At the same time, with the improvement of the technical level of China's local enterprises, market competition has become increasingly fierce.In recent years, domestic electrical appliances, communication equipment, construction machinery and other fields have cases that foreign companies have forced to withdraw from the Chinese market with the pressure of competition.In the face of fierce market competition, some companies are relatively cautious for investment decisions because of risk considerations, but powerful companies will not easily abandon the Chinese market.It can be said that the Chinese market has become a stage for inspection and sharpening corporate competitiveness.
Foreign data shows a new highlight
Cao Zhongxiong, assistant to the dean of the Shenzhen Institute of Comprehensive Development and the Director of the Institute of Digital Strategy and Economic Research, said that the latest foreign data data presents the following highlights:
On the one hand, China's investment structure continues to optimize.From the perspective of the investment structure, from January to November, the high-tech industry's investment was 386.65 billion yuan, accounting for 37.2%of the actual amount of foreign capital, an increase of 1.1 percentage points from 2022.In addition, there are many highlights of investment in investment, such as medical instrument equipment and instrumental manufacturing, electronics and communications equipment manufacturing industries, respectively, respectively, respectively, respectively, and the actual use of foreign investment in the construction, R & D and design service fields increased by 32.8%and in the fields of construction, R & D and design services, respectively.9.1%.
On the other hand, from the perspective of the source, some developed economies have a faster investment in China.The actual investment in China, France, the Netherlands, the Netherlands, Switzerland, and Australia increased by 93.9%, 93.2%, 34.1%, 23.3%, and 14.3%(including through free port data), respectively.
In the future, there are many favorable conditions to attract foreign capital
Zhang Fei, deputy director of the Institute of Foreign Investment Research Institute of the Ministry of Commerce, said that looking forward to the future, my country has many favorable conditions to attract foreign investment:
The first is the attractiveness of the large -scale market.China's per capita GDP has exceeded US $ 12,000, and there are more than 400 million middle -income groups.

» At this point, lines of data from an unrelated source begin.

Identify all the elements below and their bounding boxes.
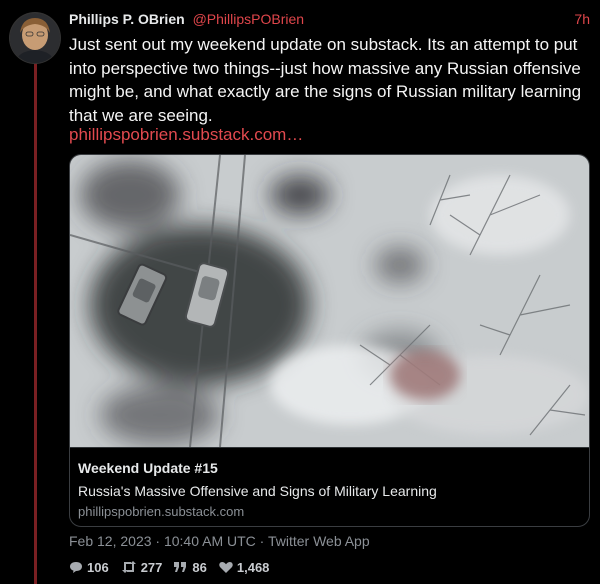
thread-line (34, 62, 37, 584)
retweet-button[interactable]: 277 (121, 559, 163, 575)
card-image[interactable] (70, 155, 589, 447)
tweet-actions: 106 277 86 1,468 (69, 558, 281, 576)
card-text-area[interactable]: Weekend Update #15 Russia's Massive Offe… (70, 447, 589, 526)
tweet-link[interactable]: phillipspobrien.substack.com… (69, 125, 303, 145)
retweet-icon (121, 561, 137, 573)
like-button[interactable]: 1,468 (219, 559, 270, 575)
tweet-time[interactable]: 7h (574, 11, 590, 27)
author-name[interactable]: Phillips P. OBrien (69, 11, 185, 27)
tweet-header: Phillips P. OBrien @PhillipsPOBrien 7h (69, 11, 590, 31)
tweet-timestamp[interactable]: Feb 12, 2023 · 10:40 AM UTC · Twitter We… (69, 533, 370, 549)
avatar[interactable] (10, 13, 60, 63)
retweet-count: 277 (140, 559, 163, 575)
quote-button[interactable]: 86 (174, 559, 207, 575)
heart-icon (219, 561, 233, 573)
card-description: Russia's Massive Offensive and Signs of … (78, 483, 437, 499)
card-title: Weekend Update #15 (78, 460, 218, 476)
comment-icon (69, 561, 83, 574)
author-handle[interactable]: @PhillipsPOBrien (193, 11, 304, 27)
reply-count: 106 (87, 559, 109, 575)
like-count: 1,468 (236, 559, 270, 575)
tweet-text: Just sent out my weekend update on subst… (69, 35, 582, 125)
link-card[interactable]: Weekend Update #15 Russia's Massive Offe… (69, 154, 590, 527)
quote-icon (174, 561, 188, 573)
quote-count: 86 (192, 559, 207, 575)
reply-button[interactable]: 106 (69, 560, 109, 575)
card-domain: phillipspobrien.substack.com (78, 504, 245, 519)
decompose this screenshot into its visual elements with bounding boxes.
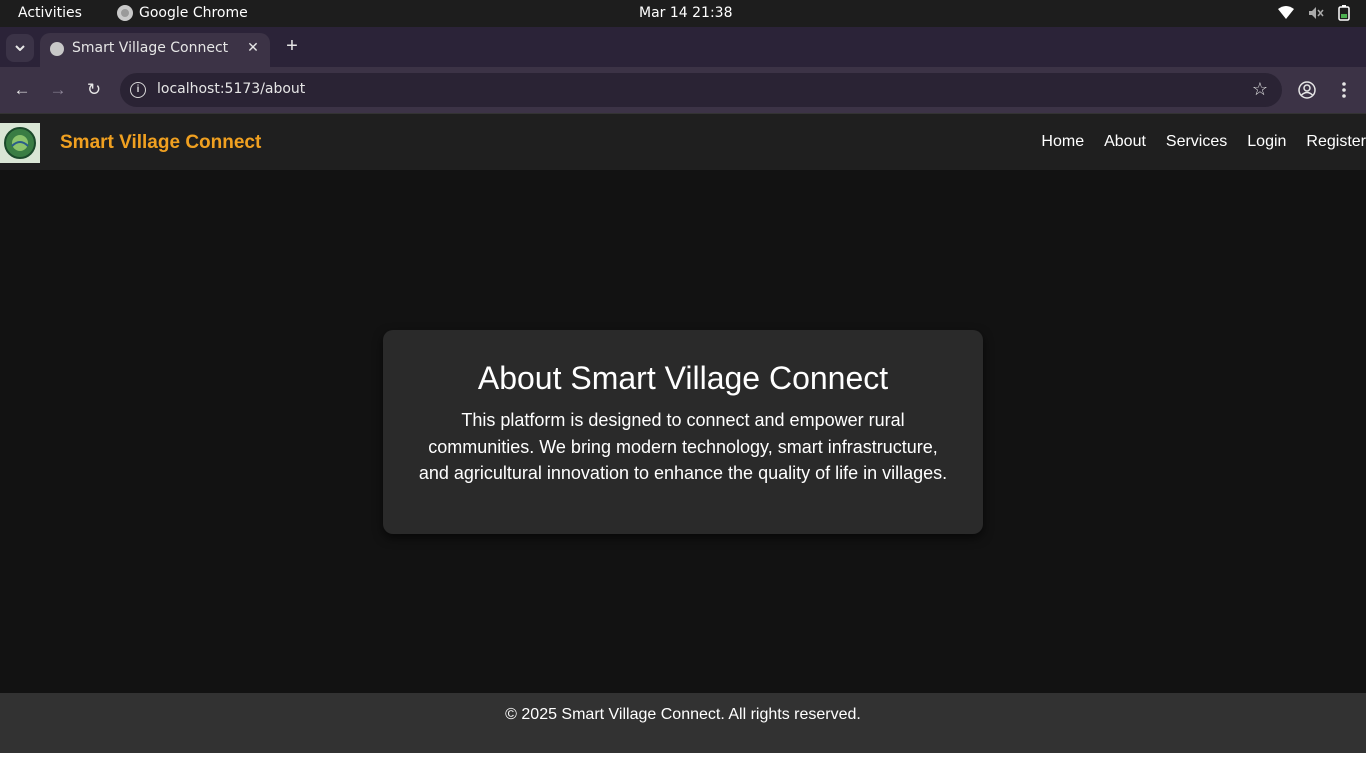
- wifi-icon: [1278, 6, 1294, 19]
- system-top-bar: Activities Google Chrome Mar 14 21:38: [0, 0, 1366, 27]
- tab-strip: Smart Village Connect ✕ +: [0, 27, 1366, 67]
- back-icon[interactable]: ←: [11, 79, 33, 101]
- chrome-icon: [117, 5, 133, 21]
- menu-dots-icon[interactable]: [1341, 81, 1347, 99]
- url-text[interactable]: localhost:5173/about: [157, 81, 305, 97]
- profile-icon[interactable]: [1298, 81, 1316, 99]
- site-navbar: Smart Village Connect Home About Service…: [0, 113, 1366, 170]
- logo-emblem-icon: [4, 127, 36, 159]
- battery-icon: [1338, 5, 1350, 21]
- site-footer: © 2025 Smart Village Connect. All rights…: [0, 693, 1366, 753]
- volume-muted-icon: [1309, 7, 1324, 19]
- about-card: About Smart Village Connect This platfor…: [383, 330, 983, 534]
- app-menu[interactable]: Google Chrome: [117, 5, 248, 21]
- forward-icon[interactable]: →: [47, 79, 69, 101]
- bookmark-star-icon[interactable]: ☆: [1252, 79, 1268, 100]
- site-info-icon[interactable]: i: [130, 82, 146, 98]
- nav-register-link[interactable]: Register: [1306, 133, 1366, 151]
- close-tab-icon[interactable]: ✕: [244, 39, 262, 57]
- nav-about-link[interactable]: About: [1104, 133, 1146, 151]
- web-page: Smart Village Connect Home About Service…: [0, 113, 1366, 753]
- address-bar[interactable]: i localhost:5173/about ☆: [120, 73, 1282, 107]
- app-name: Google Chrome: [139, 5, 248, 21]
- reload-icon[interactable]: ↻: [83, 79, 105, 101]
- nav-services-link[interactable]: Services: [1166, 133, 1227, 151]
- toolbar: ← → ↻ i localhost:5173/about ☆: [0, 67, 1366, 113]
- system-tray[interactable]: [1278, 5, 1350, 21]
- nav-home-link[interactable]: Home: [1041, 133, 1084, 151]
- about-heading: About Smart Village Connect: [477, 360, 889, 396]
- about-body: This platform is designed to connect and…: [418, 410, 948, 483]
- brand-name[interactable]: Smart Village Connect: [60, 132, 261, 154]
- tab-title: Smart Village Connect: [72, 40, 229, 56]
- clock[interactable]: Mar 14 21:38: [639, 5, 732, 21]
- activities-button[interactable]: Activities: [18, 5, 82, 21]
- footer-copyright: © 2025 Smart Village Connect. All rights…: [505, 706, 861, 723]
- chevron-down-icon: [15, 45, 25, 51]
- tab-search-button[interactable]: [6, 34, 34, 62]
- main-menu: Home About Services Login Register: [1021, 133, 1366, 151]
- globe-icon: [50, 42, 64, 56]
- new-tab-button[interactable]: +: [281, 35, 303, 57]
- active-tab[interactable]: Smart Village Connect ✕: [40, 33, 270, 67]
- village-logo-icon[interactable]: [0, 123, 40, 163]
- nav-login-link[interactable]: Login: [1247, 133, 1286, 151]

The largest and increasing global scale is increasing. These constitute a huge and growing domestic market that will provide enterprises in various countries with a broad market space.And cooperation opportunities.Many foreign companies said that the Chinese market is not an option, but a must -have.
The second is the support of the complete industrial system.China is the only country in the world with 41 industrial categories, 207 industries, and 666 industrial small categories listed in the United Nations industrial classification. The industrial supporting capabilities and integrated advantages are extremely strong.
Third, the aggregation force of the new development pattern.In the process of building a new development pattern in my country, foreign -funded enterprises play a unique role of bridge bridges in China Unicom's international circulation and optimizing the allocation of resource elements.